Reverence I

Whether or not you believe in one or more deities or even in life after death, there are advantages to being religious.  This is counterintuitive but true. Being an atheist is not the same as being faithless, not the same as believing in nothing. Many atheists, are vigorous enough in opposing the widely accepted canon of Western religious doctrine as to make them persons of deeply held belief.  They may proselytize as vocally as true believers, witness the number of books on this subject by the likes of Christopher Hitchens, Sam Harris, and Richard Dawkins. Why would these men write so many books and make their ingenious and convincing arguments,  if they didn’t take religion seriously? It’s a plain fact that most people don’t care about religion as much as many atheists do. Many atheists propose not simply to deny the belief in God. They have not replaced standard religion with nothing, but with alternate belief, and it is not as simple as believing in science, either.

Religion must be important for the professed atheist, only he finds the party line of most faiths, untruthful, or inadequate or simply outdated.  Examination of large issues transcending the single human life, and notion of the good life and ethics, are issues as critical for many atheists and theists as the standard religionist, even more pivotal.  These persons are not immoral as some religionists would have us believe, but the opposite. Atheists may find themselves unable to accept hypocrisy and violence which is part of standard religion, with so many examples of individuals who enrich themselves on charitable contributions, molest children, foist their beliefs on others and commit atrocities in the name of their church. Perhaps these crimes matter less to the true believer who can absorb some evil for the greater good, but they have driven away good persons of conscience. The  truly faithless person is the one you shouldn’t trust, indeed need to watch for, whether affiliated with a standard religion or not.

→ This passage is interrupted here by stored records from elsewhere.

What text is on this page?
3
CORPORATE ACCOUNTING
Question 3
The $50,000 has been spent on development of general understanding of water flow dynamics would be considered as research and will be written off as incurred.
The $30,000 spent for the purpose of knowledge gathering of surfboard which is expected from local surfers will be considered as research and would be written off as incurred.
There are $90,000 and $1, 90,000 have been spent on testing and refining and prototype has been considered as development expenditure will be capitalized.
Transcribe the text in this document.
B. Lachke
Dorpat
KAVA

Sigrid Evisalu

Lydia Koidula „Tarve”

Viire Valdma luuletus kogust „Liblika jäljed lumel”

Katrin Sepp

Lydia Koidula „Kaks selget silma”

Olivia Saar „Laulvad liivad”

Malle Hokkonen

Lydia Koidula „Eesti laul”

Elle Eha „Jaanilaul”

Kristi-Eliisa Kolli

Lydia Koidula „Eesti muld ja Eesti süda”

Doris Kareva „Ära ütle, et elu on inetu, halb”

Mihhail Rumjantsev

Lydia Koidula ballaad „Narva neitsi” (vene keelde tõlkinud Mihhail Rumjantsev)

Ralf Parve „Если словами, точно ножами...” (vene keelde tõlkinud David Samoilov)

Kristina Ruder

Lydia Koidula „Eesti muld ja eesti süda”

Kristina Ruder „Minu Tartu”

I am not one of those who counts as stupid someone who practices a standard religion. In fact I respect the pious person of any faith, assuming that through piety they express reverence for ethics, and above all people and human life and are looking up, wanting to understand the mystery in all things. Your belief system needs be influenced by modernity, knowledge and science, in my book. Too many are those who passively follow the faith of their own ethnic group. I fully understand how this grounds them in a system of inherited rituals and beliefs, as well as a social community in which people thrive. If you are not part of a community, you are isolated, on the outside looking in.

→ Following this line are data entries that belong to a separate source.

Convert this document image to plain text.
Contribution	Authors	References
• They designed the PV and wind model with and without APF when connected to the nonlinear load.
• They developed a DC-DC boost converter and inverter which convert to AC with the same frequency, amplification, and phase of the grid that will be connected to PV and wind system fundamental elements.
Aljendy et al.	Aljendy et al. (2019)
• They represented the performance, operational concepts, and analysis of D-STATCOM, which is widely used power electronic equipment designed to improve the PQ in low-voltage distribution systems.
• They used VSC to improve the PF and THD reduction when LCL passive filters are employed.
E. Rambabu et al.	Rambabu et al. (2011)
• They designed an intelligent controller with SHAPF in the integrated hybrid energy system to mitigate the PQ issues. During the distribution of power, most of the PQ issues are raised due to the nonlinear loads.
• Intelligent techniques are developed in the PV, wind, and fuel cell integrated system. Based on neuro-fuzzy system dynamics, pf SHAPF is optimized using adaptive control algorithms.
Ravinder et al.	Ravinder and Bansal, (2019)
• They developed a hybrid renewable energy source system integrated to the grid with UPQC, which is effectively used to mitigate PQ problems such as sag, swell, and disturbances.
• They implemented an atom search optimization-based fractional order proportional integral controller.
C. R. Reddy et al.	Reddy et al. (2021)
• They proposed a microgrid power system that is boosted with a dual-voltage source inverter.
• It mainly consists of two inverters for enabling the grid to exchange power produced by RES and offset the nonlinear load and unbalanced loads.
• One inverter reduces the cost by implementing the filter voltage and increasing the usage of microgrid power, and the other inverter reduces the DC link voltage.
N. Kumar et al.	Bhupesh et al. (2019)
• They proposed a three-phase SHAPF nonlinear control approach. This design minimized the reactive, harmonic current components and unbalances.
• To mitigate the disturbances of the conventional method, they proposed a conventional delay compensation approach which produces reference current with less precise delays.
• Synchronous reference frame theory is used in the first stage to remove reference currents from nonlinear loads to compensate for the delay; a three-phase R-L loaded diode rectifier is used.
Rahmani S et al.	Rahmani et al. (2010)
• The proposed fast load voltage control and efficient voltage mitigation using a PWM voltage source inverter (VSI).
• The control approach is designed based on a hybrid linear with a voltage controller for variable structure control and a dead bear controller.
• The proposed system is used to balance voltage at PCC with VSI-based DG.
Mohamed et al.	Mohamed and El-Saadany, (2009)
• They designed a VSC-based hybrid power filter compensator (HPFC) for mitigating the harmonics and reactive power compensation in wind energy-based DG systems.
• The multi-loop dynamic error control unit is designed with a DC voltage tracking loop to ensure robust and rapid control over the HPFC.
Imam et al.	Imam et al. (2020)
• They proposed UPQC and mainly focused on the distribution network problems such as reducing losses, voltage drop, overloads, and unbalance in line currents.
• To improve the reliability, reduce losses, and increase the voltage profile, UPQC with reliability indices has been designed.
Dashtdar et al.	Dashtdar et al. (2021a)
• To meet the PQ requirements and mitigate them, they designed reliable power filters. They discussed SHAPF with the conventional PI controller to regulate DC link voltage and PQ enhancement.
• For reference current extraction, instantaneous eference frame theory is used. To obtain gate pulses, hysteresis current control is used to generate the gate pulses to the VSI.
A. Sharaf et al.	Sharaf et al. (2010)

In my own faith, are many beautiful rituals. One is the constant blessing of every mundane thing, which by the alchemy of thought, transforms the ordinary into something holy, the elevation of every thing and every time.  I personally find this quite beautiful. I for one, have an inner feeling of warmth as I thank The Deity even as all communications seem one-sided.

Now that we have an idea about the immensity, how each small thing fits into a larger pattern than any human ever dreamed of, it seems foolish to believe that the Creator or all galaxies revealed Himself to an ordinary guy, a member of some insignificant little tribe in some little place in the Near East, or in some river valley in India, then eventually fell silent in modern times and has ceased intervening to save anyone or anything at all. He may have sent onto our planet  an avatar or representative of Himself.  Not only were His followers not rewarded, but commonly scathed and martyred in terrifying ways, hanged upside down or ripped to shreds .  Those were neat explanatory concepts at one time, and they move some of us even now.  Our  21st century knowledge base requires belief in a greater Deity if you are so inclined, than was referred to in any of the old religious texts. Such a God embraces enormous swaths of space-time. That in turn, forces us all under a much larger umbrella, of respect for traditions of others.  There are 7 billions of us humans now who have to live and plan together if we are even to survive. Systems of governments, methods of war and agriculture, all manner of things, become outmoded, and so many religious practices. We have no choice but to act according on the basis of what we know.  We are as Janus looking back and forward at the same time, reverencing ancient practice but influenced by modernity.